In order to avoid being delayed by the Virgin and ashamed at having failed to meet her on the Monday as agreed, Juan Diego chose another route around the hill, but the Virgin intercepted him and asked where he was going (fourth apparition); Juan Diego explained what had happened and the Virgin gently chided him for not having had recourse to her. In the words which have become the most famous phrase of the Guadalupe event and are inscribed over the main entrance to the Basilica of Guadalupe, she asked, “¿No estoy yo aquí que soy tu madre?” (Am I not here, I who am your mother?). She assured him that Juan Bernardino had now recovered and she told him to gather flowers from the top of Tepeyac Hill, which was normally barren, especially in December. Juan followed her instructions and he found Castilian roses, not native to Mexico, blooming there. The Virgin arranged the flowers in Juan’s tilma or cloak, and when Juan Diego opened his cloak before archbishop Zumárraga on December 12, the flowers fell to the floor, and on the fabric was the image of the Virgin of Guadalupe.
The next day, on December 13, Juan Diego found his uncle fully recovered, as the Virgin had assured him, and Juan Bernardino recounted that he too had seen her, at his bed-side (fifth apparition); that she had instructed him to inform the bishop of this apparition and of his miraculous cure; and that she had told him she desired to be known under the title of Guadalupe.
The bishop kept Juan Diego’s mantle first in his private chapel and then in the church on public display where it attracted great attention. On December 26, 1531, a procession formed for taking the miraculous image back to Tepeyac where it was installed in a small hastily erected chapel. In course of this procession, the first miracle was allegedly performed when an Indian was mortally wounded in the neck by an arrow shot by accident during some stylized martial displays executed in honour of the Virgin. In great distress, the Indians carried him before the Virgin’s image and pleaded for his life. Upon the arrow being withdrawn, the victim made a full and immediate recovery.

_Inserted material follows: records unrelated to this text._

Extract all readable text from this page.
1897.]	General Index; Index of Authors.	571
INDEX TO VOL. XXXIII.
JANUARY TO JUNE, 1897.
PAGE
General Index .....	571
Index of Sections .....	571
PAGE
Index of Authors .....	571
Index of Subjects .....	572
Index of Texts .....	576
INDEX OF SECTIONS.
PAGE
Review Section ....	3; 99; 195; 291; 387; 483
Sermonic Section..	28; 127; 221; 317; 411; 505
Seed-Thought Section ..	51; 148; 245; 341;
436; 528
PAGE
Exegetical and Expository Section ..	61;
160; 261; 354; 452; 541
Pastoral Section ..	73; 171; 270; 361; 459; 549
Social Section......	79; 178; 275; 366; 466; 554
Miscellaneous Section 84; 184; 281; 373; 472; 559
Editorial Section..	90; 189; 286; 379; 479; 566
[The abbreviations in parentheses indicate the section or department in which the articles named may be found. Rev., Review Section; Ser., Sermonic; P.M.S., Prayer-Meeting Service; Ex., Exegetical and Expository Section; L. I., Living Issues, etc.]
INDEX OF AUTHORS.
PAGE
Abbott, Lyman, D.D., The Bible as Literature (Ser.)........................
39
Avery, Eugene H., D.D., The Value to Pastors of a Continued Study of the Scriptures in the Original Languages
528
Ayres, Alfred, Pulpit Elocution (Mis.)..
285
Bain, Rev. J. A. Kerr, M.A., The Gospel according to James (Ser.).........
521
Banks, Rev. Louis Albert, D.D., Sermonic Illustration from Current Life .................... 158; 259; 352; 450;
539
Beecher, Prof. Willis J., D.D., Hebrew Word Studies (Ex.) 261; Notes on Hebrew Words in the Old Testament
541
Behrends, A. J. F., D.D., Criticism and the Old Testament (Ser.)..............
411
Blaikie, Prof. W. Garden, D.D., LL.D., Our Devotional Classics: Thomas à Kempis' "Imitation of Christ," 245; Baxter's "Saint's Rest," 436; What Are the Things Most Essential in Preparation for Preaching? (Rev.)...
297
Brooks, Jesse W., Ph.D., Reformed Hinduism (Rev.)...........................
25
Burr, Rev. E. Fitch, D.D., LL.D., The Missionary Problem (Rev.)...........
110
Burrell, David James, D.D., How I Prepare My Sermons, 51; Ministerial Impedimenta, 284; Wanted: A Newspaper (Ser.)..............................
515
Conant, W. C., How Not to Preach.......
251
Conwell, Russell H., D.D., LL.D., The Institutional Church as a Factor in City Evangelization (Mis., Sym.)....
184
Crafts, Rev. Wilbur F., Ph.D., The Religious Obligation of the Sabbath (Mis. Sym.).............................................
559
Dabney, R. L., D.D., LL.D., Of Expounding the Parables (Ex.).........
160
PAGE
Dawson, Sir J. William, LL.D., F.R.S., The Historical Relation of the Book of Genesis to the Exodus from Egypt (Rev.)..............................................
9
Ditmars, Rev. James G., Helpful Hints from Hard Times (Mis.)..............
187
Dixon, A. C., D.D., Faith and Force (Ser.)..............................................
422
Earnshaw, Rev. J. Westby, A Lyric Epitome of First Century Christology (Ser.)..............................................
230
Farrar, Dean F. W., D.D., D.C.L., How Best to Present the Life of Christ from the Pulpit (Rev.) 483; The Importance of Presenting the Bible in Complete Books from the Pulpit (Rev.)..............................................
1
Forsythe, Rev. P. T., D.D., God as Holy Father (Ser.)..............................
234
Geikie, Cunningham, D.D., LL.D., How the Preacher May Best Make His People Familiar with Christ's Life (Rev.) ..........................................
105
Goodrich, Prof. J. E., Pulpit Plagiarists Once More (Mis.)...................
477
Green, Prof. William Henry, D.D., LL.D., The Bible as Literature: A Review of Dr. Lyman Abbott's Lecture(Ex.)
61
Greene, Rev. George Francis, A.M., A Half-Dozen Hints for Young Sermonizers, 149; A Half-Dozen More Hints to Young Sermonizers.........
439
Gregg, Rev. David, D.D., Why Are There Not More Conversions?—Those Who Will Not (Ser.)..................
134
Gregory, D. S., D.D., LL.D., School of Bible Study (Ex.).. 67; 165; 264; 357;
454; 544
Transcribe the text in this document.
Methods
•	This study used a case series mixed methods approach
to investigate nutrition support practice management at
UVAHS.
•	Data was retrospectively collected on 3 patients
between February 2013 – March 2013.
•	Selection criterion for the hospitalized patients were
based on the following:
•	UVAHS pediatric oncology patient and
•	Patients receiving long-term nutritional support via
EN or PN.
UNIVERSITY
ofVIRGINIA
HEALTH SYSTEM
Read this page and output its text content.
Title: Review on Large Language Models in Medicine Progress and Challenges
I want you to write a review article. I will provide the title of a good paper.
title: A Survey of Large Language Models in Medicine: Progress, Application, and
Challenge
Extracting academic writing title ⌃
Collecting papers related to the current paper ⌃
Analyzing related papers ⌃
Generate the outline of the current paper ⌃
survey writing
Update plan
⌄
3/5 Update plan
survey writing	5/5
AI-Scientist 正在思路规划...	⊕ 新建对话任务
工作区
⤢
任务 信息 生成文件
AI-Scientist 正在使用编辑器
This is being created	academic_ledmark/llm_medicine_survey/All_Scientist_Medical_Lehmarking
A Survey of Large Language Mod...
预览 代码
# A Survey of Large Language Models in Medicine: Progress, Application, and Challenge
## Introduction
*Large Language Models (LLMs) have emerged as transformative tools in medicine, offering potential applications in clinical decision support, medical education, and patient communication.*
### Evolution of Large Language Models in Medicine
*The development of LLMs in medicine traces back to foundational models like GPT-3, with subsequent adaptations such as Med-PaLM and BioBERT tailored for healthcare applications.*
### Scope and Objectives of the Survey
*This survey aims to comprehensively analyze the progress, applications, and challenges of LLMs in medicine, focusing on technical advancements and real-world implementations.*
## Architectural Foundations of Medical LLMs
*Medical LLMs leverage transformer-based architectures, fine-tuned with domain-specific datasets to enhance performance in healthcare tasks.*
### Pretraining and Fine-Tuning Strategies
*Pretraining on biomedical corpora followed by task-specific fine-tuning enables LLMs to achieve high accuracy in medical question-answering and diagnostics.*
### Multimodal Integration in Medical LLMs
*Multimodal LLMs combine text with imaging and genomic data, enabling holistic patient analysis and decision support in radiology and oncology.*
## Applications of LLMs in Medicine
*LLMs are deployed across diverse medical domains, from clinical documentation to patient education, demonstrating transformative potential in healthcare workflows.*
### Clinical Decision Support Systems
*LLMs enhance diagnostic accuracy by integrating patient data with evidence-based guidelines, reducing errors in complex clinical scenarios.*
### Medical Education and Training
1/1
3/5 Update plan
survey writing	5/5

Juan Diego’s tilma has become Mexico’s most popular religious and cultural symbol and has received widespread ecclesiastical and popular support. In the 19th century it became the rallying call of American-born Spaniards in New Spain, who saw the story of the apparition as legitimizing their own Mexican origin and infusing it with an almost messianic sense of mission and identity – thus also legitimizing their armed rebellion against Spain.
Historically the devotion to Our Lady of Guadalupe did not lack clerical opponents within Mexico, especially in the early years, and in more recent times some Catholic scholars, and even a former abbot of the basilica, Monsignor Guillermo Schulenburg, have openly doubted the historical existence of Juan Diego, referring to the devotion as merely symbolic, propagated by a sensational cult. Nonetheless, Juan Diego was canonized in 2002, under the name Saint Juan Diego Cuauhtlatoatzin.
While the image garners much religious devotion and Mexican patriotism, scholarly criticism on the image is also notable, considering the artistic disproportion of the image, the similarity of the image to Spanish pre-colonial artwork closely related to the Aztec colony at the time, the alleged relationship of Marcos Cipac de Aquino in either inventing or amending the tilma cloak, and the public declaration of the abbot of the Guadalupe shrine pertaining to the false existence of the Marian apparitions.